Sembrava che si dovesse discutere di programmi per l’alternativa di governo, ma pare che ci si debba accontentare di un dibattito serrato sulle formule di aggregazione, e in qualche caso di disaggregazione, del centrosinistra. La proposta di Prodi, come credevano di aver capito molti elettori e come argomenta anche Occhetto nella sua recente intervista all’Unità, contemplava la necessità di una vasta coalizione: lista unica non era forse l’espressione migliore. Al momento sembra che debba bastare un’altra lista unica: il piccolissimo Ulivo, somma della maggioranza Ds, dell’intera Margherita (ma non ci sarà una minoranza poco convinta?) e ovviamente dell’intero Sdi, in cui si fa fatica a immaginare una minoranza. La fermezza con cui questa alleanza si è nominata avanguardia promotrice di una coalizione più vasta rischia di provocare fenomeni di natura opposta. Intanto l’Italia dei valori di Di Pietro, che vale sotto il profilo elettorale almeno sei volte di più dello Sdi viene con malcerto garbo tenuta fuori. Boselli non vuole, è il ritornello che sentiamo: non per cattiveria, ma perché non è riformista. È una risposta, ma non sembra convincente se l’obbiettivo è aggregare. E il merito di aver trattenuto qualche socialista dalla deriva verso Forza Italia non sembra così rilevante da autorizzare veti a un alleato meno radicato nelle amministrazioni ma assai di più nel consenso popolare.
Ma non basta. L’avanguardia, stringendo il proprio cerchio, pensa che fissata la guida del processo gli altri seguiranno. Era il limite dell’articolo di Fassino di un mese fa: un riformismo che trova il suo popolo. In realtà parlava a lungo del soggetto che dovrà guidare il processo, ma diceva assai poco sul progetto riformista. La reticenza sul tema non è incoraggiante. Si capisce che la parola chiave è modernizzazione, ma non si può continuare a dire, ormai da due anni, che ci vogliono quattro, cinque grandi idee guida e non dire mai quali sono. La minoranza Ds, i Verdi, i Comunisti italiani, Rifondazione, i vari movimenti, i girotondi, il Social Forum hanno ognuno la propria cultura politica, un’idea di se stessi e della propria collocazione, ma possono tutti insieme dare un contributo progettuale efficace.
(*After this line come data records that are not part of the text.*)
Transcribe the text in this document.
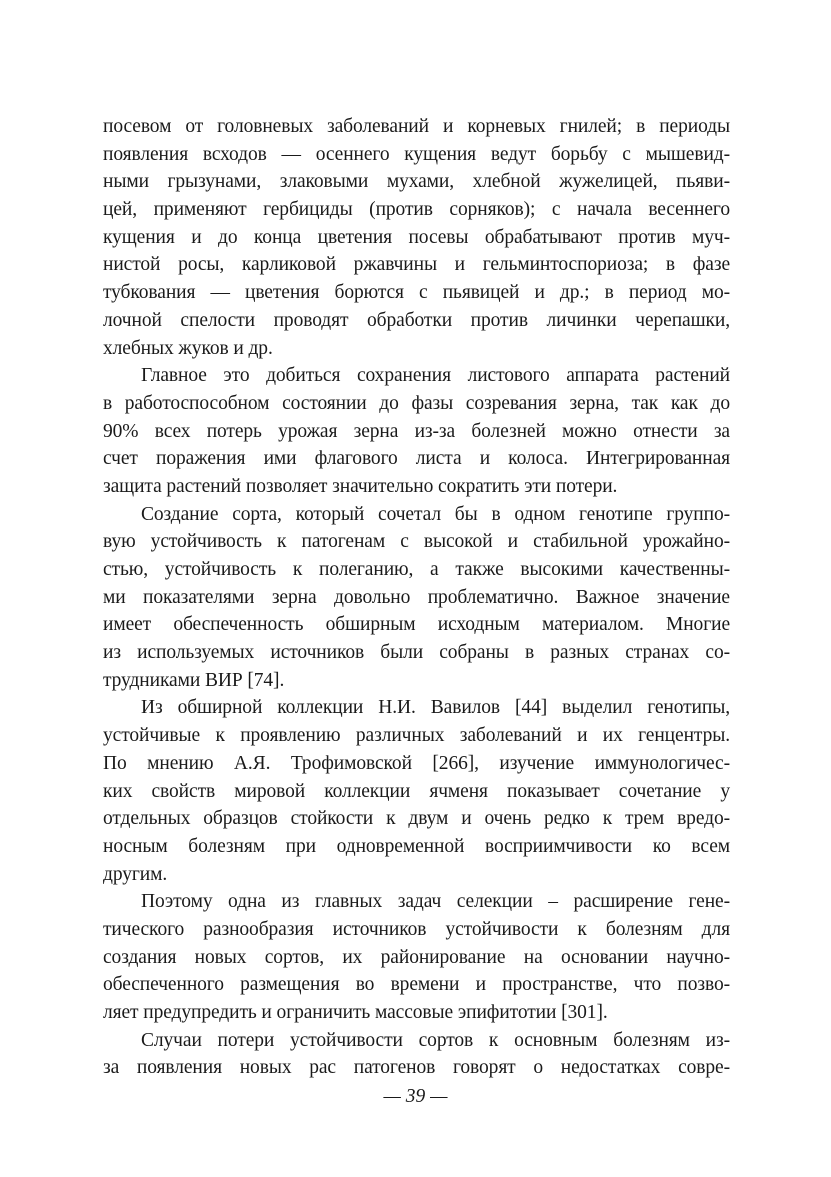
посевом от головневых заболеваний и корневых гнилей; в периоды
появления всходов — осеннего кущения ведут борьбу с мышевид-
ными грызунами, злаковыми мухами, хлебной жужелицей, пьяви-
цей, применяют гербициды (против сорняков); с начала весеннего
кущения и до конца цветения посевы обрабатывают против муч-
нистой росы, карликовой ржавчины и гельминтоспориоза; в фазе
тубкования — цветения борются с пьявицей и др.; в период мо-
лочной спелости проводят обработки против личинки черепашки,
хлебных жуков и др.
Главное это добиться сохранения листового аппарата растений
в работоспособном состоянии до фазы созревания зерна, так как до
90% всех потерь урожая зерна из-за болезней можно отнести за
счет поражения ими флагового листа и колоса. Интегрированная
защита растений позволяет значительно сократить эти потери.
Создание сорта, который сочетал бы в одном генотипе группо-
вую устойчивость к патогенам с высокой и стабильной урожайно-
стью, устойчивость к полеганию, а также высокими качественны-
ми показателями зерна довольно проблематично. Важное значение
имеет обеспеченность обширным исходным материалом. Многие
из используемых источников были собраны в разных странах со-
трудниками ВИР [74].
Из обширной коллекции Н.И. Вавилов [44] выделил генотипы,
устойчивые к проявлению различных заболеваний и их генцентры.
По мнению А.Я. Трофимовской [266], изучение иммунологичес-
ких свойств мировой коллекции ячменя показывает сочетание у
отдельных образцов стойкости к двум и очень редко к трем вредо-
носным болезням при одновременной восприимчивости ко всем
другим.
Поэтому одна из главных задач селекции – расширение гене-
тического разнообразия источников устойчивости к болезням для
создания новых сортов, их районирование на основании научно-
обеспеченного размещения во времени и пространстве, что позво-
ляет предупредить и ограничить массовые эпифитотии [301].
Случаи потери устойчивости сортов к основным болезням из-
за появления новых рас патогенов говорят о недостатках совре-
— 39 —
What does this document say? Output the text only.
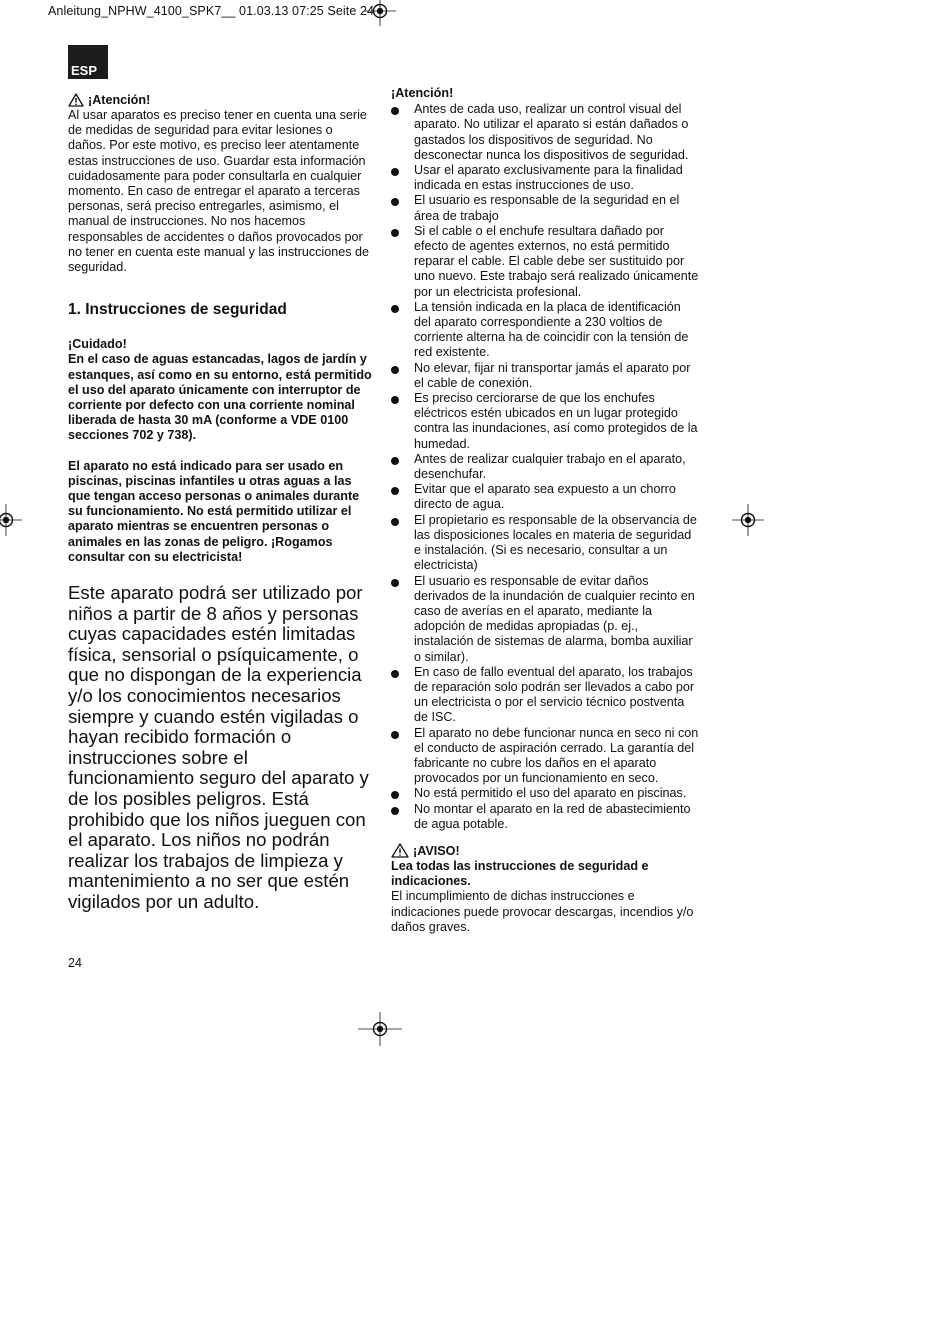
Anleitung_NPHW_4100_SPK7__ 01.03.13 07:25 Seite 24
ESP
¡Atención!

Al usar aparatos es preciso tener en cuenta una serie de medidas de seguridad para evitar lesiones o daños. Por este motivo, es preciso leer atentamente estas instrucciones de uso. Guardar esta información cuidadosamente para poder consultarla en cualquier momento. En caso de entregar el aparato a terceras personas, será preciso entregarles, asimismo, el manual de instrucciones. No nos hacemos responsables de accidentes o daños provocados por no tener en cuenta este manual y las instrucciones de seguridad.

1. Instrucciones de seguridad

¡Cuidado!

En el caso de aguas estancadas, lagos de jardín y estanques, así como en su entorno, está permitido el uso del aparato únicamente con interruptor de corriente por defecto con una corriente nominal liberada de hasta 30 mA (conforme a VDE 0100 secciones 702 y 738).

El aparato no está indicado para ser usado en piscinas, piscinas infantiles u otras aguas a las que tengan acceso personas o animales durante su funcionamiento. No está permitido utilizar el aparato mientras se encuentren personas o animales en las zonas de peligro. ¡Rogamos consultar con su electricista!

Este aparato podrá ser utilizado por niños a partir de 8 años y personas cuyas capacidades estén limitadas física, sensorial o psíquicamente, o que no dispongan de la experiencia y/o los conocimientos necesarios siempre y cuando estén vigiladas o hayan recibido formación o instrucciones sobre el funcionamiento seguro del aparato y de los posibles peligros. Está prohibido que los niños jueguen con el aparato. Los niños no podrán realizar los trabajos de limpieza y mantenimiento a no ser que estén vigilados por un adulto.

¡Atención!

Antes de cada uso, realizar un control visual del aparato. No utilizar el aparato si están dañados o gastados los dispositivos de seguridad. No desconectar nunca los dispositivos de seguridad.
Usar el aparato exclusivamente para la finalidad indicada en estas instrucciones de uso.
El usuario es responsable de la seguridad en el área de trabajo
Si el cable o el enchufe resultara dañado por efecto de agentes externos, no está permitido reparar el cable. El cable debe ser sustituido por uno nuevo. Este trabajo será realizado únicamente por un electricista profesional.
La tensión indicada en la placa de identificación del aparato correspondiente a 230 voltios de corriente alterna ha de coincidir con la tensión de red existente.
No elevar, fijar ni transportar jamás el aparato por el cable de conexión.
Es preciso cerciorarse de que los enchufes eléctricos estén ubicados en un lugar protegido contra las inundaciones, así como protegidos de la humedad.
Antes de realizar cualquier trabajo en el aparato, desenchufar.
Evitar que el aparato sea expuesto a un chorro directo de agua.
El propietario es responsable de la observancia de las disposiciones locales en materia de seguridad e instalación. (Si es necesario, consultar a un electricista)
El usuario es responsable de evitar daños derivados de la inundación de cualquier recinto en caso de averías en el aparato, mediante la adopción de medidas apropiadas (p. ej., instalación de sistemas de alarma, bomba auxiliar o similar).
En caso de fallo eventual del aparato, los trabajos de reparación solo podrán ser llevados a cabo por un electricista o por el servicio técnico postventa de ISC.
El aparato no debe funcionar nunca en seco ni con el conducto de aspiración cerrado. La garantía del fabricante no cubre los daños en el aparato provocados por un funcionamiento en seco.
No está permitido el uso del aparato en piscinas.
No montar el aparato en la red de abastecimiento de agua potable.
¡AVISO!

Lea todas las instrucciones de seguridad e indicaciones.

El incumplimiento de dichas instrucciones e indicaciones puede provocar descargas, incendios y/o daños graves.

24
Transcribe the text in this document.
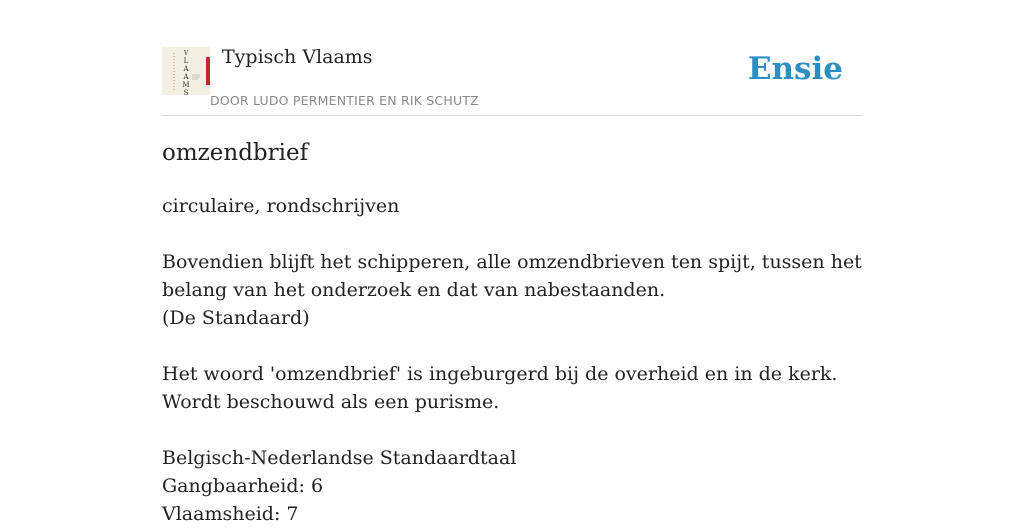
V
L
A
A
M
S
Typisch Vlaams
DOOR LUDO PERMENTIER EN RIK SCHUTZ
Ensie
omzendbrief

circulaire, rondschrijven

Bovendien blijft het schipperen, alle omzendbrieven ten spijt, tussen het belang van het onderzoek en dat van nabestaanden.

(De Standaard)

Het woord 'omzendbrief' is ingeburgerd bij de overheid en in de kerk. Wordt beschouwd als een purisme.

Belgisch-Nederlandse Standaardtaal

Gangbaarheid: 6

Vlaamsheid: 7
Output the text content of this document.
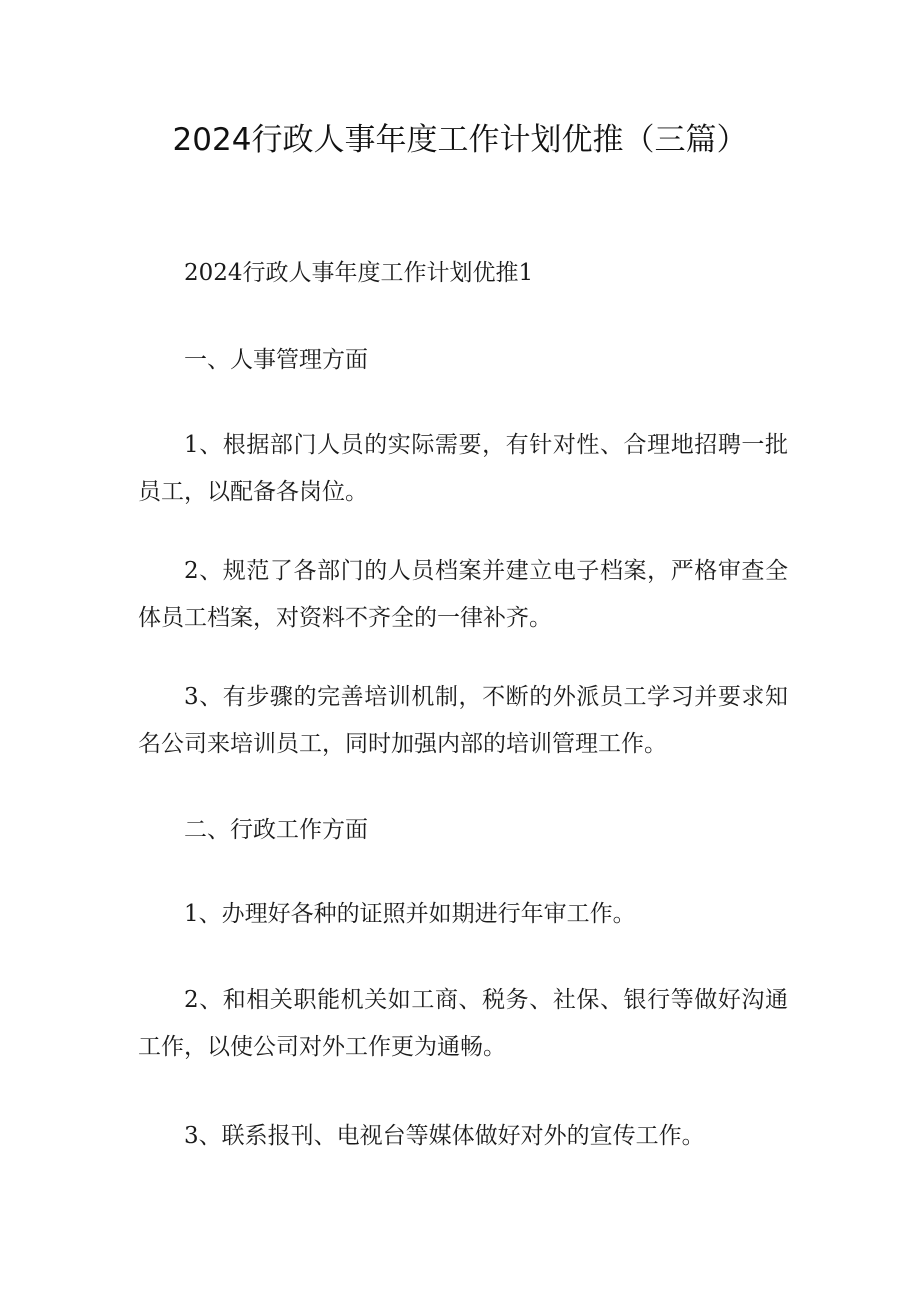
2024行政人事年度工作计划优推（三篇）

2024行政人事年度工作计划优推1

一、人事管理方面

1、根据部门人员的实际需要，有针对性、合理地招聘一批员工，以配备各岗位。

2、规范了各部门的人员档案并建立电子档案，严格审查全体员工档案，对资料不齐全的一律补齐。

3、有步骤的完善培训机制，不断的外派员工学习并要求知名公司来培训员工，同时加强内部的培训管理工作。

二、行政工作方面

1、办理好各种的证照并如期进行年审工作。

2、和相关职能机关如工商、税务、社保、银行等做好沟通工作，以使公司对外工作更为通畅。

3、联系报刊、电视台等媒体做好对外的宣传工作。
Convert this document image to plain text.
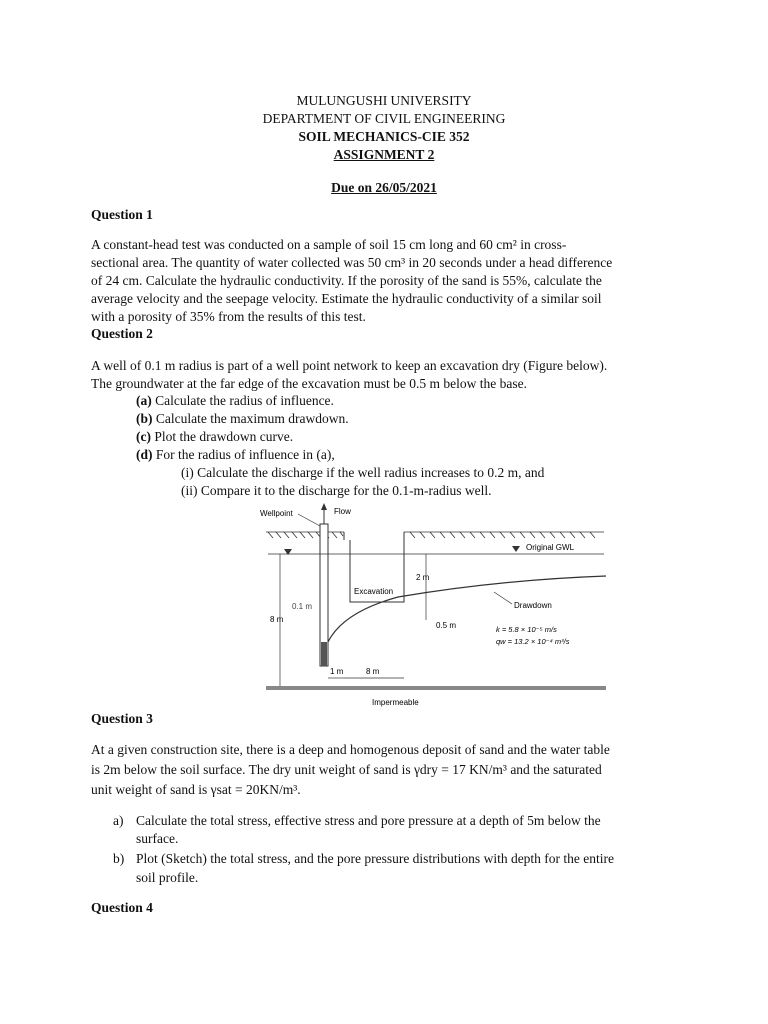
MULUNGUSHI UNIVERSITY
DEPARTMENT OF CIVIL ENGINEERING
SOIL MECHANICS-CIE 352
ASSIGNMENT 2
Due on 26/05/2021
Question 1
A constant-head test was conducted on a sample of soil 15 cm long and 60 cm² in cross-
sectional area. The quantity of water collected was 50 cm³ in 20 seconds under a head difference
of 24 cm. Calculate the hydraulic conductivity. If the porosity of the sand is 55%, calculate the
average velocity and the seepage velocity. Estimate the hydraulic conductivity of a similar soil
with a porosity of 35% from the results of this test.
Question 2
A well of 0.1 m radius is part of a well point network to keep an excavation dry (Figure below).
The groundwater at the far edge of the excavation must be 0.5 m below the base.
(a) Calculate the radius of influence.
(b) Calculate the maximum drawdown.
(c) Plot the drawdown curve.
(d) For the radius of influence in (a),
(i) Calculate the discharge if the well radius increases to 0.2 m, and
(ii) Compare it to the discharge for the 0.1-m-radius well.
Flow
Wellpoint
Original GWL
Drawdown
2 m
Excavation
0.5 m
0.1 m
8 m
k = 5.8 × 10⁻⁵ m/s
qw = 13.2 × 10⁻⁴ m³/s
1 m	8 m
Impermeable
Question 3
At a given construction site, there is a deep and homogenous deposit of sand and the water table
is 2m below the soil surface. The dry unit weight of sand is γdry = 17 KN/m³ and the saturated
unit weight of sand is γsat = 20KN/m³.
a) Calculate the total stress, effective stress and pore pressure at a depth of 5m below the
surface.
b) Plot (Sketch) the total stress, and the pore pressure distributions with depth for the entire
soil profile.
Question 4
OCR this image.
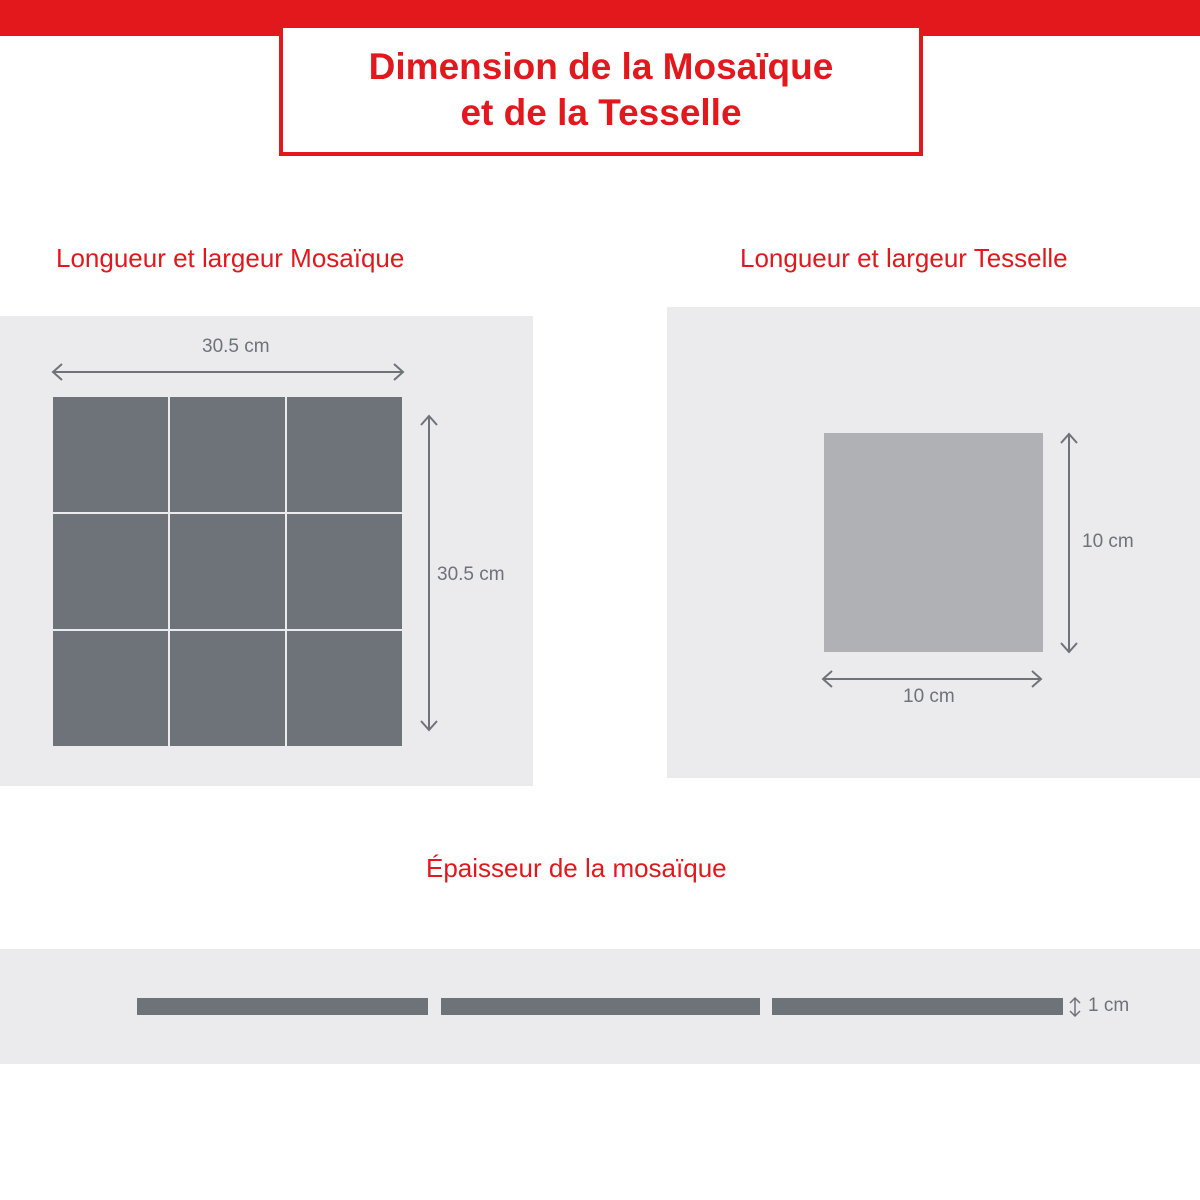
Dimension de la Mosaïque
et de la Tesselle
Longueur et largeur Mosaïque
30.5 cm
30.5 cm
Longueur et largeur Tesselle
10 cm
10 cm
Épaisseur de la mosaïque
1 cm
Lo riconoscono autorevoli voci uliviste come quella di Occhetto. Proporre loro di fare la coda della cometa, abbagliati dalla modernizzazione senza sapere nemmeno cos’è, non è saggio. Tanto più che nessuno oggi può prevedere quali saranno i consensi elettorali alle diverse forze politiche. Affermare che si costruisce un’aggregazione per raggiungere il 35-40 per cento dei consensi non dà alcuna garanzia sul risultato effettivo: in questa materia volere non è potere. Né è saggio scommettere sul riflusso dei movimenti. I partiti di centrosinistra senza la spinta della società civile sono rachitici e lo hanno già scoperto a loro spese. Nessuno può dimenticarsi che bisogna arrivare al 51 per cento.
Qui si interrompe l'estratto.